In the above execution plan it opted for False which means it went for allocation ordered scan. As the order is false it has to go with Hash join. If it would have been true then definitely we will have Merge join operator.

Okay now in both plans (parallel and Serial) it is suggesting an missing index so let's create one and see if that eliminates sort operator.

We have an index with userid as the leading column and the missing index is suggesting to create leading column as LogID and then userID.  

After creating the index I tried running the same query and I got the below execution plans for parallel and serial(maxdop 1)

So the top execution plan is for serial execution and the bottom for parallel. If you notice there is no change in the plan when it comes to parallel execution and for serial as explained above this time we got Merge join operator instead of Hash as now ordered property is true. Also it made use of the index what missing index has requested and it went with Index scan instead of seek.

Okay if you compare the costs the one with parallel outcomes the serial as it is just 19%. 

Now back to my question the sort operator is there even now and it is the one which is contributing to the cost so how to get rid of this?

Well when I forced the optimizer to make use of nested joins then the sort operator got disappeared.

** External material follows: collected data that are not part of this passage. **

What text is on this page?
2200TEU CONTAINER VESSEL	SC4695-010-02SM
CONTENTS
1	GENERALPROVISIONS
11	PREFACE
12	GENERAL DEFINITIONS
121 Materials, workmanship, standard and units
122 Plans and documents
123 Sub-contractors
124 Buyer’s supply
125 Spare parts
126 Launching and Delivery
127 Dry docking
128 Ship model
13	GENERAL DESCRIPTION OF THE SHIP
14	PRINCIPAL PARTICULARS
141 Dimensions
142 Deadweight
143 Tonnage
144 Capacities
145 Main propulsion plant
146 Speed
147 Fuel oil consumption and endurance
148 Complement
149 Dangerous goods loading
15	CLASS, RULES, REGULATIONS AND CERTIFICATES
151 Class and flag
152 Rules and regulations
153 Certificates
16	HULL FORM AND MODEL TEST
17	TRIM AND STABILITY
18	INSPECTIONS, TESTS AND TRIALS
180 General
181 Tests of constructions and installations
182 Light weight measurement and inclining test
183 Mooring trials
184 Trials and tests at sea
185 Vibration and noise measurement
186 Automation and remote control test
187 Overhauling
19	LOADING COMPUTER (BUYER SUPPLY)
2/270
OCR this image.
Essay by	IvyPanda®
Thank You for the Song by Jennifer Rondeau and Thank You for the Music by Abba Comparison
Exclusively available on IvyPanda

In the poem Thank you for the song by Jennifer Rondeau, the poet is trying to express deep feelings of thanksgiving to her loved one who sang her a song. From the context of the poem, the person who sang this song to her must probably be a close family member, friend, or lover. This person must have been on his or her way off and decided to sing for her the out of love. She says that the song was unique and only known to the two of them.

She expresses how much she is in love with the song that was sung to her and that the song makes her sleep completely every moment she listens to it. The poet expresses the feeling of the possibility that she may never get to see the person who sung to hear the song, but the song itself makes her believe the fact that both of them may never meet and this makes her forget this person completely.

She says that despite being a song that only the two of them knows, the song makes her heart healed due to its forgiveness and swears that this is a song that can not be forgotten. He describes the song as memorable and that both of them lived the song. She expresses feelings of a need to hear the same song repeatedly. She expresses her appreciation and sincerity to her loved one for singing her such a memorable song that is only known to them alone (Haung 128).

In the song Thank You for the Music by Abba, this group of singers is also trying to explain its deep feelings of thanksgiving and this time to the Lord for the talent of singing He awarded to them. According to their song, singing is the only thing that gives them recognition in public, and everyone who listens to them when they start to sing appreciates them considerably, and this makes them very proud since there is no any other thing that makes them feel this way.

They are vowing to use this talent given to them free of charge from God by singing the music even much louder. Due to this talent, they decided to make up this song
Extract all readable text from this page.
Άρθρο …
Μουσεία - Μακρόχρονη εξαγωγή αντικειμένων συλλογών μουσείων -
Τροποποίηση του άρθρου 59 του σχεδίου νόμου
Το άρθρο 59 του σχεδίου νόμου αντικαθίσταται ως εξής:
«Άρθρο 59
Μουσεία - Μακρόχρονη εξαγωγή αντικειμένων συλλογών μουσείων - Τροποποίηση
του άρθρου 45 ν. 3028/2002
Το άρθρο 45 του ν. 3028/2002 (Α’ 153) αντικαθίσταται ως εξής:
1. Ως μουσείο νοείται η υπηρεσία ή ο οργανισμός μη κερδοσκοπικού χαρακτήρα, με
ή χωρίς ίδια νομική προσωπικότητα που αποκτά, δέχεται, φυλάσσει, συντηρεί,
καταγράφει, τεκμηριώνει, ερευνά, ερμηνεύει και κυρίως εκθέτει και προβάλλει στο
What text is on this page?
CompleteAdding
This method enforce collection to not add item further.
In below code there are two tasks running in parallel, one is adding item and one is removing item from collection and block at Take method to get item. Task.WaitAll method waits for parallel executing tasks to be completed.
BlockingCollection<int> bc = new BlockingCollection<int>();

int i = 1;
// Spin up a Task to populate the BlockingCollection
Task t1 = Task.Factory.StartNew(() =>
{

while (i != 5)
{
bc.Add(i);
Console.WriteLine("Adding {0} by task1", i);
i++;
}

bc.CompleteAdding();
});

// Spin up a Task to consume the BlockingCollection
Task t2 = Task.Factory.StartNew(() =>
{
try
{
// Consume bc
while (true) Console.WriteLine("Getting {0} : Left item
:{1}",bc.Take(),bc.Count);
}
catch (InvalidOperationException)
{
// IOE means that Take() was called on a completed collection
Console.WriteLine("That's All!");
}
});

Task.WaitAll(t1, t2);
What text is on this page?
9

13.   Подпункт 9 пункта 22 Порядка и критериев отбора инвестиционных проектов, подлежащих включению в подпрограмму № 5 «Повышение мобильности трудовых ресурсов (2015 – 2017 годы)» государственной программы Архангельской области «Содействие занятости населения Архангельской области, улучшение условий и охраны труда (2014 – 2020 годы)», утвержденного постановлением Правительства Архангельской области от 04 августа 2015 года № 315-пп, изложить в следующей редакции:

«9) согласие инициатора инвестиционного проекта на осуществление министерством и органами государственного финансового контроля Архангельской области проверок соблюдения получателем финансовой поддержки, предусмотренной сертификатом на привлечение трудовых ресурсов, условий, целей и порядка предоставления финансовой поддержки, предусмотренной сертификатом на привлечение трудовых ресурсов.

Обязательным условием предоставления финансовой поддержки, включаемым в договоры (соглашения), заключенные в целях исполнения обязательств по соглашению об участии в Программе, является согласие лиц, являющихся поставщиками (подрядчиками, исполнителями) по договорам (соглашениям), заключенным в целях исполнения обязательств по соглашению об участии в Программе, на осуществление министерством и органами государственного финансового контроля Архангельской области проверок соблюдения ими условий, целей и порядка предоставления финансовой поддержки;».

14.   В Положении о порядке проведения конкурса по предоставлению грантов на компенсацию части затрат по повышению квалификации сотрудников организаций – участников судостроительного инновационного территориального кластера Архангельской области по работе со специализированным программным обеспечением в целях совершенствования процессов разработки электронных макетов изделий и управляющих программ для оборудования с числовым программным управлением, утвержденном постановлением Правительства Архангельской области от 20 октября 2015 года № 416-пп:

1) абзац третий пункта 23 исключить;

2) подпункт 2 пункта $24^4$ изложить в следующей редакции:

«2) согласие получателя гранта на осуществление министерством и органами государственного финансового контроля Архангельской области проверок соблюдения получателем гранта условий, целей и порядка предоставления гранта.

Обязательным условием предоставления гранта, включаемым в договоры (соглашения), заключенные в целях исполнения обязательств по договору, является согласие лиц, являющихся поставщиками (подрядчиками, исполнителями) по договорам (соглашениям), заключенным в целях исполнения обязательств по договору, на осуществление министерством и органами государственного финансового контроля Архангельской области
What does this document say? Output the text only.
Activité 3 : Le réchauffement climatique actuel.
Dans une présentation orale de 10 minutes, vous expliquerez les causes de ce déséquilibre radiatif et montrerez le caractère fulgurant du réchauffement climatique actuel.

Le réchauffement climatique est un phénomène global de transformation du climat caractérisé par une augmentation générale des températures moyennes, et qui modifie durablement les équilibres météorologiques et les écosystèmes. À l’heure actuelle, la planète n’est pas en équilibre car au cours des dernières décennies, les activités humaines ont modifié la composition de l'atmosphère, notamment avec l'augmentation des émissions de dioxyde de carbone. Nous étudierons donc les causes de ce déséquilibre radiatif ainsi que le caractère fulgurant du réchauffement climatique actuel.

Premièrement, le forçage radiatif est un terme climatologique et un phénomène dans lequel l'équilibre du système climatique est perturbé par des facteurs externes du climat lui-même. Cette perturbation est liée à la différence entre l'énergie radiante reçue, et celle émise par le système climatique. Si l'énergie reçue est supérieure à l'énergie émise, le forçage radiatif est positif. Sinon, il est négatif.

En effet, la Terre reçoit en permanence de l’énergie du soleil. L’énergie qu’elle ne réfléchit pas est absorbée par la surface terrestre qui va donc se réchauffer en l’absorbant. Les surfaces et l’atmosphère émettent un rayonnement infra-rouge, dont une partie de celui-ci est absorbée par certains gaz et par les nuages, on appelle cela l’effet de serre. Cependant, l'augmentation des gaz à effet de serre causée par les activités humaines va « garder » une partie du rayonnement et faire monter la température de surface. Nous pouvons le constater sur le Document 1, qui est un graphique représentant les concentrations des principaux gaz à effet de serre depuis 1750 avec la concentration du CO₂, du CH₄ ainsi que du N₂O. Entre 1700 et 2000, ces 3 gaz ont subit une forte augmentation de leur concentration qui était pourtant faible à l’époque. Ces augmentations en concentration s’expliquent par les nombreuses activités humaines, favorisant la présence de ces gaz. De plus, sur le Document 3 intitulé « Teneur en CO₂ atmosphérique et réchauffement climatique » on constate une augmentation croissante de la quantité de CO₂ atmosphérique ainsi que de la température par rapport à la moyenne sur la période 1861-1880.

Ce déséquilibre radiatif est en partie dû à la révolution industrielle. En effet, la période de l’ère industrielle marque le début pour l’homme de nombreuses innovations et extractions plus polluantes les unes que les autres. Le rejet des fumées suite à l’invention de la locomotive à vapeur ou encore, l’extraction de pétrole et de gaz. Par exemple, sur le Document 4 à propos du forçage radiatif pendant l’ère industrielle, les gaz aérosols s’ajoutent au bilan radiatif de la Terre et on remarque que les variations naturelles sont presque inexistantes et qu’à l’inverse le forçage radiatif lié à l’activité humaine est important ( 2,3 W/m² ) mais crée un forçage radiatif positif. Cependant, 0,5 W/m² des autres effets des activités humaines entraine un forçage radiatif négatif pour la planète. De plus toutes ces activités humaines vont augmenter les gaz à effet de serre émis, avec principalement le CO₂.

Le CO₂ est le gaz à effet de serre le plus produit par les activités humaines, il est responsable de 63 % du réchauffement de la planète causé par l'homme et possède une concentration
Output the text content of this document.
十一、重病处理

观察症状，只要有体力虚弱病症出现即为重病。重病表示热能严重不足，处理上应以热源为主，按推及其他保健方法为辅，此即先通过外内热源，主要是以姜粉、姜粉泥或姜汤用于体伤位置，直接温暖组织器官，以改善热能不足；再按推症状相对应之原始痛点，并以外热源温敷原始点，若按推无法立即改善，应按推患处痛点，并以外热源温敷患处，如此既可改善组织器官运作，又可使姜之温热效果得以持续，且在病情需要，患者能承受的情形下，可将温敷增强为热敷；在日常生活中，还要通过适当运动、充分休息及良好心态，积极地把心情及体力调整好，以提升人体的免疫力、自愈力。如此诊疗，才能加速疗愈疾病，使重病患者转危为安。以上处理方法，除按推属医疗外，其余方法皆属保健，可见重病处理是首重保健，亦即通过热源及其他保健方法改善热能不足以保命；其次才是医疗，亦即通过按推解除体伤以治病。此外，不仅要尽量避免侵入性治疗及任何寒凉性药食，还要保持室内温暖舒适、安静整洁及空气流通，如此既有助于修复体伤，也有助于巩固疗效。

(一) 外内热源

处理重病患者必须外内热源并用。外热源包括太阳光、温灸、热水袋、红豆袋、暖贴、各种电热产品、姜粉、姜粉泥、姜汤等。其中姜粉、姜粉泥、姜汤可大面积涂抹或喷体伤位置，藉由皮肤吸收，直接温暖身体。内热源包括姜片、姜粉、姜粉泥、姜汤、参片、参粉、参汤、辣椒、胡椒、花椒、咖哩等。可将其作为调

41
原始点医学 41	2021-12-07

SELECT  DI.LogID              

FROM LogTable DI              

        INNER JOIN LogTable_Cross DP ON DP.LogID = DI.LogID  

        WHERE  DP.UserID = 1  



As you can see the parallel and the select both have no sort operators. Wow finally great to see the execution plan with out sort operator but wait let us compare the cost with the ones where we forced Nested loop join to the default one's of what Engine thinks as better plan.

The top execution plan is what Engine has opted and the bottom is where I forced as you can see Engine's selection outperformed mine. Let's do the same with Serial plan.

Just like parallel plan even the serial plan of Engine thinks that Nested loop join is not the better plan.

Now as my question points do we need to eliminate sort all the time? Well, it depends but certainly not in this case. 

In fact we can eliminate sort here by creating Materialized view but I am not going to discuss this here.

I know this is bit lengthy and even few might feel it as clumsy but I am ready to help in case if you have any queries on the same.